Creating A Sense Of Belonging In A Media-Saturated Culture
A woman with a five year old asked me if it was normal that her son was expressing a desire to run away from home, telling her "I hate you" and screaming that she didn't understand him when he felt angry. She said that she wasn't expecting that type of behavior until he was a teenager.
More and more often now I'm being asked the question "is it normal for a young child to be so rude, to want to run away, to have such an `attitude'?" Unfortunately the answer is not altogether clear cut. On the one hand, children of all ages speak in a kind of code. Especially when they're angry they have a tendency to miscommunicate that feeling by screaming things like "I hate you." So in that sense, occasional rude behavior, or screaming "I hate you" is normal. On the other hand, I as well as other counselors are seeing an alarming trend - younger and younger children are expressing a desire to get away from the dependency that they should have and do need from their parents. In addition, younger children are adopting mannerisms, verbal communication and "attitude" that was once the realm of teens only. It's this too early "pushing away" and rejection of their parents as well as the untimely adoption of adolescent behaviors that is of concern. And it comes from the fact that many children feel less and less like they "belong" in their family, and more and more like they "belong" in the hyped, media saturated culture that whirls around them daily.
Parent educators and psychologists who study child development believe one critical problem that exists for children today is that they are suffering from overexposure to developmentally inappropriate ideas and images. Mary Pipher, in her book "The Shelter of Each Other: Rebuilding our Families" states that "we live in houses without walls ... More and more often our children are being exposed to information that they are not developmentally capable of handling, and to people whose sole intent may be to harm them." She's referring to children's exposure to television, the internet, movies and video games.
Yet most parents are unaware of how harmful it can be to expose their children to too much, too fast.
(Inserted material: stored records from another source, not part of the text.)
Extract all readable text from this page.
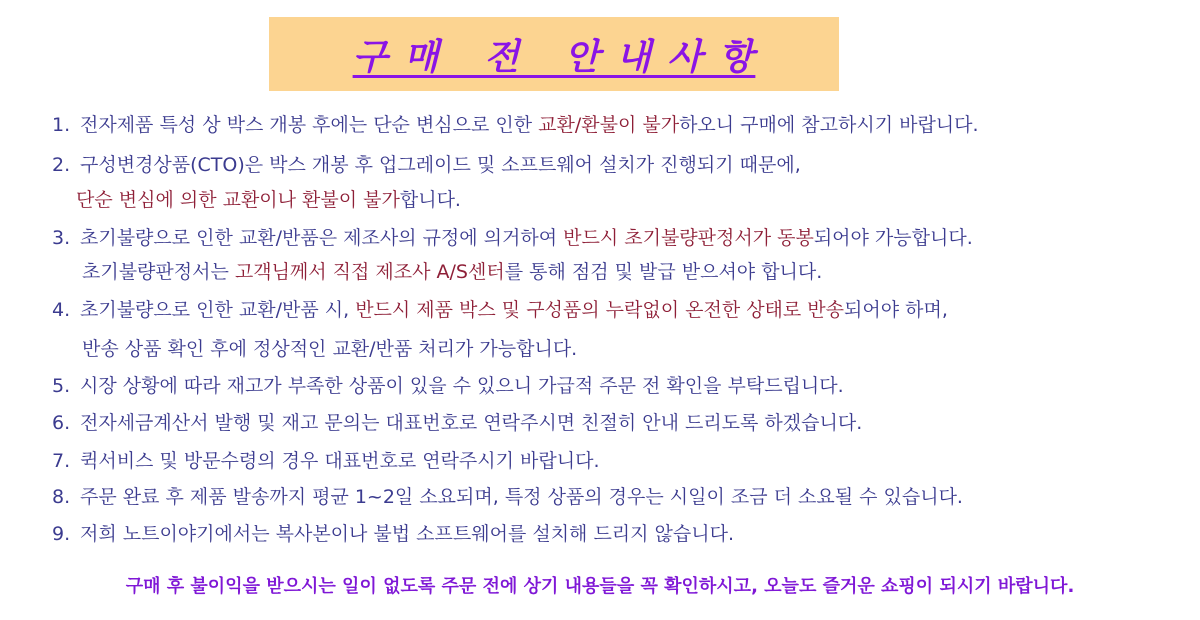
구 매   전   안 내 사 항
1. 전자제품 특성 상 박스 개봉 후에는 단순 변심으로 인한 교환/환불이 불가하오니 구매에 참고하시기 바랍니다.
2. 구성변경상품(CTO)은 박스 개봉 후 업그레이드 및 소프트웨어 설치가 진행되기 때문에,
단순 변심에 의한 교환이나 환불이 불가합니다.
3. 초기불량으로 인한 교환/반품은 제조사의 규정에 의거하여 반드시 초기불량판정서가 동봉되어야 가능합니다.
초기불량판정서는 고객님께서 직접 제조사 A/S센터를 통해 점검 및 발급 받으셔야 합니다.
4. 초기불량으로 인한 교환/반품 시, 반드시 제품 박스 및 구성품의 누락없이 온전한 상태로 반송되어야 하며,
반송 상품 확인 후에 정상적인 교환/반품 처리가 가능합니다.
5. 시장 상황에 따라 재고가 부족한 상품이 있을 수 있으니 가급적 주문 전 확인을 부탁드립니다.
6. 전자세금계산서 발행 및 재고 문의는 대표번호로 연락주시면 친절히 안내 드리도록 하겠습니다.
7. 퀵서비스 및 방문수령의 경우 대표번호로 연락주시기 바랍니다.
8. 주문 완료 후 제품 발송까지 평균 1~2일 소요되며, 특정 상품의 경우는 시일이 조금 더 소요될 수 있습니다.
9. 저희 노트이야기에서는 복사본이나 불법 소프트웨어를 설치해 드리지 않습니다.
구매 후 불이익을 받으시는 일이 없도록 주문 전에 상기 내용들을 꼭 확인하시고, 오늘도 즐거운 쇼핑이 되시기 바랍니다.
Even seemingly harmless movies, videos and television shows which are marketed towards younger children can present images which children have difficulty processing. For example, a woman with a three year old girl was disturbed because her daughter was tying her Barbie dolls up, hanging them upside down and screaming "fire, she's on fire, come save her." While this disturbing behavior would initially make a therapist think the child had suffered some horrible trauma, after a bit of conversation it became apparent that the child's favorite video at the time was Disney's "Hunchback of Notre Dame" and the child was simply trying to process, through her play, the disturbing image of Esmerelda being burned at the stake. When the mother took the video away (as well as other videos with disturbing scenes) the child discontinued playing with her Barbies in that manner.
Young children are not the only victims, however. Pre-adolescents and adolescents are also being exposed to disturbing images that they're not capable of processing - from the "Chuckie" movies to "Titanic" to "Saving Private Ryan" - images of sexuality, violence and even lifestyle choices may be too overwhelming for particular ages. While some children will process some of these images through playing, writing, drawing or talking, for most children of all ages, at least some of the information will remain unexplored. The result is that when children don't process the numerous visual and auditory images they are presented with, those images are repressed, causing the impression to outsiders (like parents) that their child is "handling" the images, that the child is unaffected. Repressed images, however do not just "go away." Sometimes, the child will process the images in their dreams, causing them to wake up in the middle of the night with nightmares. For other children, their behavior changes, they adopt that "attitude" we talked about earlier, and explore behaviors that are inappropriate for their developmental level. Still other children will be seemingly unaffected for even longer periods of time, but will incorporate on a subconscious level the values messages presented by the media - what makes life exciting, what are relationships about, what is love like, how should we treat others. Many times, as adults, they are discontent because they are subconsciously seeking the "Hollywood" version of an exciting, romance-filled life of abundance.
Another fallout of media-saturated children is that television, video, movies, Nintendo, Game Boys, etc, all draw the child away from spending time with her family. This creates a sense of isolation for the child which in turn causes her to seek a sense of belonging among her peers and through adopting the trends promoted by the media. In the last issue I recommended instituting a weekly family meeting to help create a sense of belonging for the child within the family. In addition, however, parents need to be aware of how much time their children are spending engaged in what Ron Taffel (NYC parent educator) calls "second family activities", those activities that the child turns toward instead of the nuclear family. In other words, how much real time are your children spending in front of the television for example? National statistics indicate that the average child spends 21 hours in front of the TV per week, and that by the end of high school a child will have spent 13,000 hours in school, and over 16,000 in front of the television. These statistics don't even include other "second family" activities - peer interaction, video games, and the internet, all of which contribute to a sense of isolation and which must be seriously evaluated by conscientious parents.